Sozialgerichtliches Verfahren. Anfechtungs- und Leistungsklage. Statthaftigkeit. Sozialhilfe. Grundsicherung im Alter und bei Erwerbsminderung. Übernahme von Beiträgen für eine private Kranken- und Pflegeversicherung. Direktzahlung an das Versicherungsunternehmen. Verwaltungsakt. Verwaltungsaktbefugnis. Widerspruchsbescheid

 

Leitsatz (amtlich)

1. Bewilligungsbescheiden der Sozialleistungsträger ist regelmäßig keine Verfügung im Sinne von § 31 S 1 SGB X über den Auszahlungsempfänger zu entnehmen, wenn die Leistung schlicht an den “natürlichen„ Leistungsempfänger, also den Leistungsberechtigten, ausgezahlt werden soll und nicht erkennbar ist, dass die Behörde die Auszahlung an einen Dritten wenigstens erwogen hätte. Anders liegt die Situation jedoch, wenn die Behörde die Leistung an einen Dritten auszahlen möchte, jedenfalls dann, wenn dies gegen den Willen des Betroffenen geschehen soll, und sich der Leistungsträger diesbezüglich gegenüber dem Leistungsberechtigten in einer Weise äußert, die einen Regelungswillen zum Ausdruck bringt.
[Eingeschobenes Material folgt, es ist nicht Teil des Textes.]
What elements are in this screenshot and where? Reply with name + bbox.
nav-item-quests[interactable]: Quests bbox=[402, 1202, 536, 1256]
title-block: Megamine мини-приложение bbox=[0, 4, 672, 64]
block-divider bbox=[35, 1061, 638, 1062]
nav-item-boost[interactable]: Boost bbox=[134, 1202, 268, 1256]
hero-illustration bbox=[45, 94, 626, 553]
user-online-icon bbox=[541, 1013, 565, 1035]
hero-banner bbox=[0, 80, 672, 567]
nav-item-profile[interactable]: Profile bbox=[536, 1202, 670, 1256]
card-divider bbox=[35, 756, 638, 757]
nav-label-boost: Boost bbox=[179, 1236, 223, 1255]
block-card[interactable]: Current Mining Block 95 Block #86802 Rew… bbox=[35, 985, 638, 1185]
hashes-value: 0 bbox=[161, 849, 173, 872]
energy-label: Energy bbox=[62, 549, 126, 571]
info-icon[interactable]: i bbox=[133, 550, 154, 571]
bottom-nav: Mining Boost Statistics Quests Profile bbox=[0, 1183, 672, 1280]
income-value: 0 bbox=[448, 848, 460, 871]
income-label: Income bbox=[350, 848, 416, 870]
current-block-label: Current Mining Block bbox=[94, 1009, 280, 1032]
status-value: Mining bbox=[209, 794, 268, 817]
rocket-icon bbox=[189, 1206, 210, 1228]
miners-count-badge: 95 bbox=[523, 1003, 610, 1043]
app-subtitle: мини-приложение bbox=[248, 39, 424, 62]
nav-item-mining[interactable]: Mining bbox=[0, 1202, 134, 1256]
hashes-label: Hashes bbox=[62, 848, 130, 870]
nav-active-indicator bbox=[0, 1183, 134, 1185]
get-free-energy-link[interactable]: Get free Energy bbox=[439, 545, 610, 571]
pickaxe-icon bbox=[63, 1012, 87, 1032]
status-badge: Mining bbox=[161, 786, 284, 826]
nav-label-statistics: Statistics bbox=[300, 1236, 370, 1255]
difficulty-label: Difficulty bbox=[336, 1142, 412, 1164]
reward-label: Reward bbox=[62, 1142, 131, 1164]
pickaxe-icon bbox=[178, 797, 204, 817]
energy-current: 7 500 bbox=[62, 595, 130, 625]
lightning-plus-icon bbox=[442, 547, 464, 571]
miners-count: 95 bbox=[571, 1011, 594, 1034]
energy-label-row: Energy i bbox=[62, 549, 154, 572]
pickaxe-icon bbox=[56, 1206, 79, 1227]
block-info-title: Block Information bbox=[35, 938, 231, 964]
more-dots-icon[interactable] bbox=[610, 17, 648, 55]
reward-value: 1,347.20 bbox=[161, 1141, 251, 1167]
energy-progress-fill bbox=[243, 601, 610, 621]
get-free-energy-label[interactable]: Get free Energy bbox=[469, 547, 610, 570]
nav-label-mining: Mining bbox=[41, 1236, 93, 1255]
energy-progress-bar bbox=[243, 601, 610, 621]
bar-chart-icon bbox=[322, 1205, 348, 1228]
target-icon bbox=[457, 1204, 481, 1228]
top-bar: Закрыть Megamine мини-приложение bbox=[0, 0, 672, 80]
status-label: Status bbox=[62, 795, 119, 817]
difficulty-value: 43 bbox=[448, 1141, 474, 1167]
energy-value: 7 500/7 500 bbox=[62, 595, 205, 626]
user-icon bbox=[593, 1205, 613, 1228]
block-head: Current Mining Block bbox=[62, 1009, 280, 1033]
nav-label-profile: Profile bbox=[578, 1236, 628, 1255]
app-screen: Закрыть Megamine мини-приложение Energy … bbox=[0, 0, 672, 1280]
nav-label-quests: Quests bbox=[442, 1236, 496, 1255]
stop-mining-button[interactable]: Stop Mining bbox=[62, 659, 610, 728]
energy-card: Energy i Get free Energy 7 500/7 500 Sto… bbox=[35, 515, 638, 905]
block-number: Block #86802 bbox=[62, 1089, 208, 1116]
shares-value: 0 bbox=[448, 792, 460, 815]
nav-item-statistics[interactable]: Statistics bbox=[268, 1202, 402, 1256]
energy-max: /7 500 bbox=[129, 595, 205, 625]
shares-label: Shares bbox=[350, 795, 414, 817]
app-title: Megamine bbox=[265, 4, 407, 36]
2. Für eine entsprechende verbindliche Regelung besteht, wenn eine Direktzahlung der Leistung an Dritte (hier: ein privates Kranken- und Pflegeversicherungsunternehmen) in Betracht kommt, auch ein Bedürfnis, um zwischen den Beteiligten Rechtssicherheit zu schaffen, so dass es einer ausdrücklichen gesetzlichen Befugnisnorm nicht bedarf, um dem Leistungsträger entsprechende Verfügungen zu ermöglichen.

 

Orientierungssatz

Ein Widerspruchsbescheid kann dazu führen, dass ein Verwaltungshandeln, das ursprünglich gar nicht in Form eines Verwaltungsakts im Sinne des § 31 S 1 SGB 10 erfolgte, durch den Widerspruchsbescheid entsprechend Gestalt gewinnt (§ 95 SGG).

 

Normenkette

SGB X § 31 S. 1, § 24 Abs. 1, 2 Nr. 3, § 44; SGB XII § 32 Abs. 5 Sätze 1, 5 Fassung: 2011-12-22, § 17 Abs. 2 S. 1, § 35 Abs. 1 Sätze 2-5, § 43a Abs. 3 S. 3; SGG § 54 Abs. 1, 4-5, §§ 92, 96 Abs. 1, § 144 Abs. 1 S. 1, § 153 Abs. 1, § 170 Abs. 5; SGB II § 22 Abs. 7 Sätze 2-4; VAG § 152 Abs. 4 S. 2; VAG a.F. § 12 Abs. 1c S. 5

 

Nachgehend

BSG (Beschluss vom 25.04.2019; Aktenzeichen B 8 SO 7/19 B)

 

Tenor

Die Berufung des Klägers gegen den Gerichtsbescheid des Sozialgerichts Darmstadt vom 7. Oktober 2016 wird zurückgewiesen.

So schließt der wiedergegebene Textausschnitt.